Plan before you climb

The most dangerous moment on any elevated work task is the one where someone decides to just quickly get up there without thinking it through. Pre-task planning for height work takes three minutes and prevents most fall incidents.

The five questions

Before any work at height: (1) What's the fall hazard and how high? (2) What protection system are we using? (3) Is the anchor point rated and inspected? (4) Do we have a rescue plan if someone falls and is suspended? (5) Does everyone on the crew know the plan?

Suspension trauma

A worker who falls and is caught by a harness is not automatically safe. Suspension in a harness with no way down can cause suspension trauma — blood pooling in the legs leading to unconsciousness and death — within 15–30 minutes. You must have a rescue plan before work begins, not after.

Rescue plan requirement

OSHA requires that employers provide for prompt rescue of employees in the event of a fall. 'Call 911 and wait' is not a rescue plan.

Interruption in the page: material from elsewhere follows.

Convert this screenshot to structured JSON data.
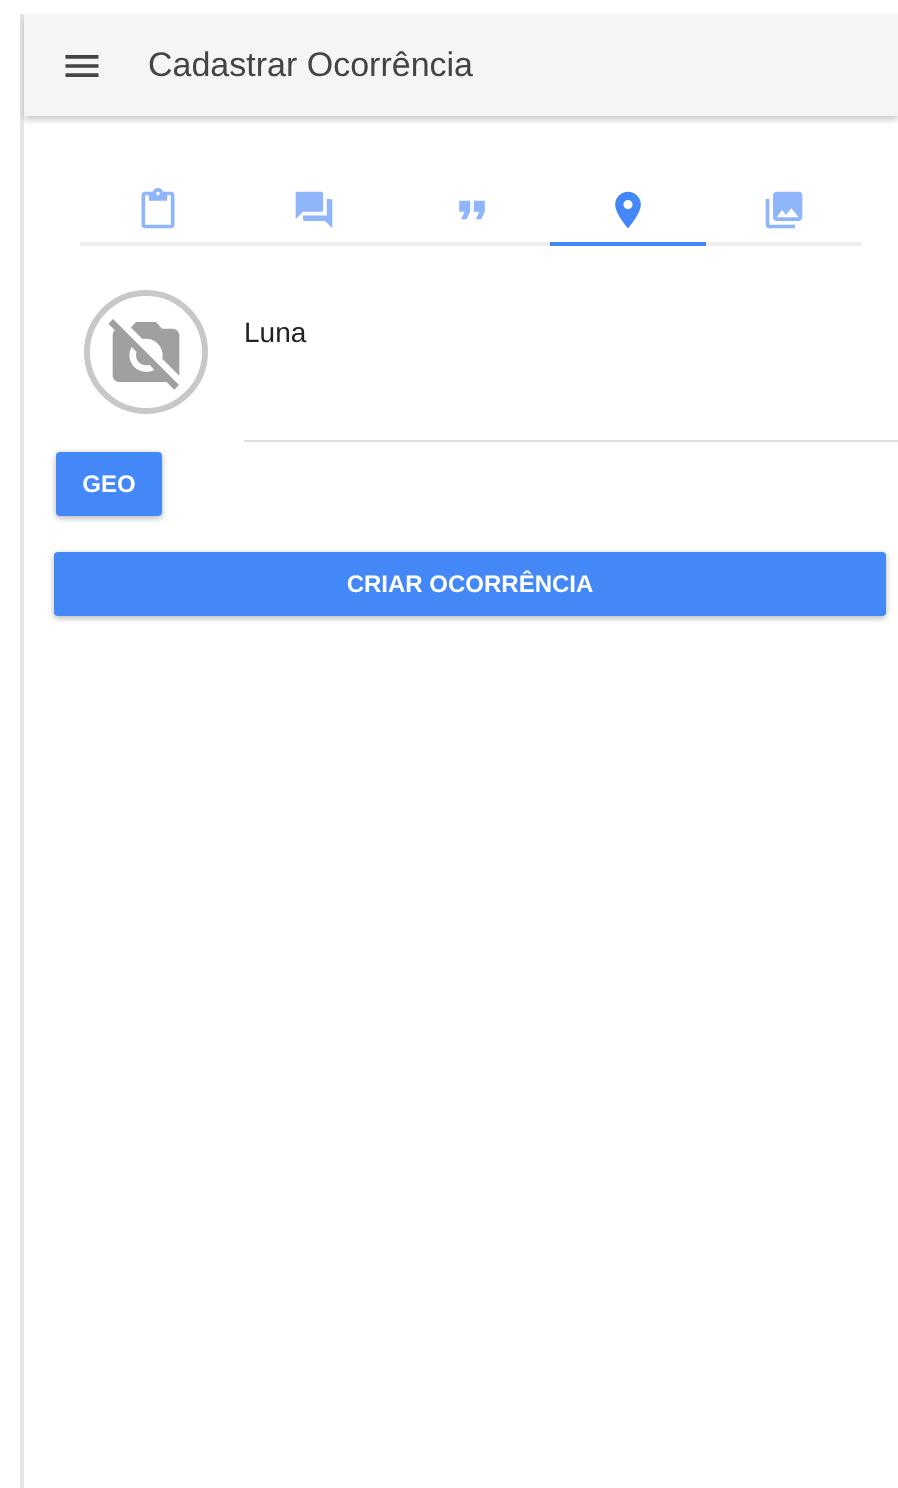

Know how you will get someone down before work starts.

Discussion question

What is our rescue plan if someone is suspended in a harness at today's work location — and does everyone here know it?

Documentation Reminder

Record this meeting: date, topic ("Working at Heights — Pre-Task Planning"), names of attendees, and facilitator. A signed attendance sheet filed with your safety records is your training documentation. OSHA treats documented safety meetings as evidence of good faith.